La situation des familles est difficile à plusieurs égards, leurs problèmes sont généralement nombreux, complexes et enchevêtrés. Dans un milieu défavorisé, plusieurs enfants naissent prématurément ou avec un poids insuffisant. La précarité des conditions de vie a un effet important sur l’ensemble du développement de l’enfant (physique, psychologique et social). Même si ces familles ont des besoins importants, elles ont moins recours aux services (peur d’être jugées, étiquetées, mauvaises expériences antérieures comme le placement d’enfants). Enfin, elles vivent souvent hors des lieux ou des circuits habituels de participation.

Pour agir sur ces différents facteurs, une démarche d’ « empowerment » consiste alors :

  • à mettre en évidence les sources d’inégalités de pouvoir et d’accès aux ressources et aux services
  • à révéler les mécanismes de contrôle social et d’injustice sociale, les barrières institutionnelles ou structurelles, les normes culturelles et les biais sociaux
  • à donner les moyens à ceux qui y sont confrontés d’agir sur ces mécanismes d’inégalités
  • à travailler avec leur environnement politique, institutionnel, économique pour qu’il les autorise à agir
  • à renforcer leurs atouts dans le contexte qui est le leur (culture, société, population)

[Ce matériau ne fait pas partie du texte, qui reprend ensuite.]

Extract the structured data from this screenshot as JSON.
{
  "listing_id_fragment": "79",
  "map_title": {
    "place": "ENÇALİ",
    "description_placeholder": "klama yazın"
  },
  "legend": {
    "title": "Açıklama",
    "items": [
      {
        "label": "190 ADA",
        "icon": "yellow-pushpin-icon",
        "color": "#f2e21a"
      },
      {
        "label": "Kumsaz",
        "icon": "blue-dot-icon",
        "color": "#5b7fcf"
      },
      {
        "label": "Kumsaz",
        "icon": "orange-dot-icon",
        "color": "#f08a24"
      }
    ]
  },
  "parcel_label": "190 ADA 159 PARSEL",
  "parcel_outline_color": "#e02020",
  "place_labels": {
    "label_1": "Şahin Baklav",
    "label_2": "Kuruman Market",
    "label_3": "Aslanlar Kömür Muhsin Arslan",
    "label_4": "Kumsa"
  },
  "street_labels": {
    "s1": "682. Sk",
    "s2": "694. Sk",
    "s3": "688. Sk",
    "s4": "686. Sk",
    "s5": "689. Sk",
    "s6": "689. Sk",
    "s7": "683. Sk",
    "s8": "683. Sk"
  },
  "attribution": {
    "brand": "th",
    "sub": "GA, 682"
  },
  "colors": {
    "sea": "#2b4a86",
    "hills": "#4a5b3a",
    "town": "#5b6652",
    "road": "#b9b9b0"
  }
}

Les leviers efficaces de l’empowerment recensés dans le rapport de l’OMS sont :

  • un pilotage du projet efficace, disposant d’une vision globale de la démarche et favorisant des processus participatifs de prise de décision
  • l’implication d’une multiplicité d’acteurs : des militants et des leaders d’opinion locaux, des acteurs de terrain, des décideurs politiques susceptibles de soutenir ou commanditer la mobilisation collective
  • la mise en œuvre d’interventions adaptées culturellement
  • l’évolution des professionnels d’un statut d’autorité vers un rôle de support ou de facilitation de la population
  • l’accès des populations aux informations relatives aux questions de santé publique et leur implication dans les processus de décision
  • une organisation locale de la population lui permettant de formuler des demandes auprès des institutions et structures décisionnaires et l’obligation pour ces dernières de rendre des comptes aux populations
  • le contrôle du financement du projet par la population elle-même

Les obstacles à l’empowerment recensés dans le rapport de l’OMS sont :

  • la faible valeur accordée à la participation et un pilotage défaillant
  • les situations de pouvoir rendant difficile l’action collective, par exemple pour les populations marginalisées
  • en termes institutionnels ou politiques : une stratification sociale rigide, l’expérience limitée de gouvernants en matière de participation ou de démarches ascendantes, le racisme, le manque de représentativité des participants, une gestion défaillante, le manque d’expertise en matière de mobilisation et d’organisation des ressources, le manque de connaissance des conditions favorisant la participation
  • en termes de positionnement des professionnels : les relations de pouvoir implicites et leur réticence à remettre en cause ces relations ; leur méconnaissance de l’empowerment ; les freins qu’ils mettent à la participation, en n’associant la population qu’au travers de quelques individus clés ou sous forme d’information, pour éviter de l’associer aux prises de décision ou de questionner les politiques et les fonctionnements institutionnels

Les effets de l’empowerment recensés dans le rapport de l’OMS sont :

  • au-delà du thème de santé abordé dans le projet, un accroissement de l’attention portée par les personnes aux questions de santé et l’adoption de comportements favorables à la santé
  • chez des patients, par exemple : une amélioration de l’efficacité des prises de décisions individuelles, de la gestion des complications de la maladie et l’adoption de comportements plus favorables à la santé ; une plus grande satisfaction des relations soignant-soigné ; un meilleur accès aux soins, une utilisation plus efficace et moins fréquente des services de santé, un niveau plus élevé d’éducation et un meilleur état de santé mentale

Les déterminants de la santé sont ainsi regroupés dans le programme :

  • Les déterminants reliés à la famille : condition physique des adultes et des enfants ; conditions de vie ; habitudes de vie ; ressources personnelles ; rapport au rôle de père ou de mère
  • Les déterminants reliés au réseau immédiat : densité et qualité du réseau de soutien
  • Les déterminants reliés aux ressources du milieu et aux services : qualité et accessibilité, attitudes des intervenants, qualité de l’environnement physique, coordination, concertation
  • Les déterminants reliés à l’environnement global : lois et politiques sociales ; valeurs et représentations sociales.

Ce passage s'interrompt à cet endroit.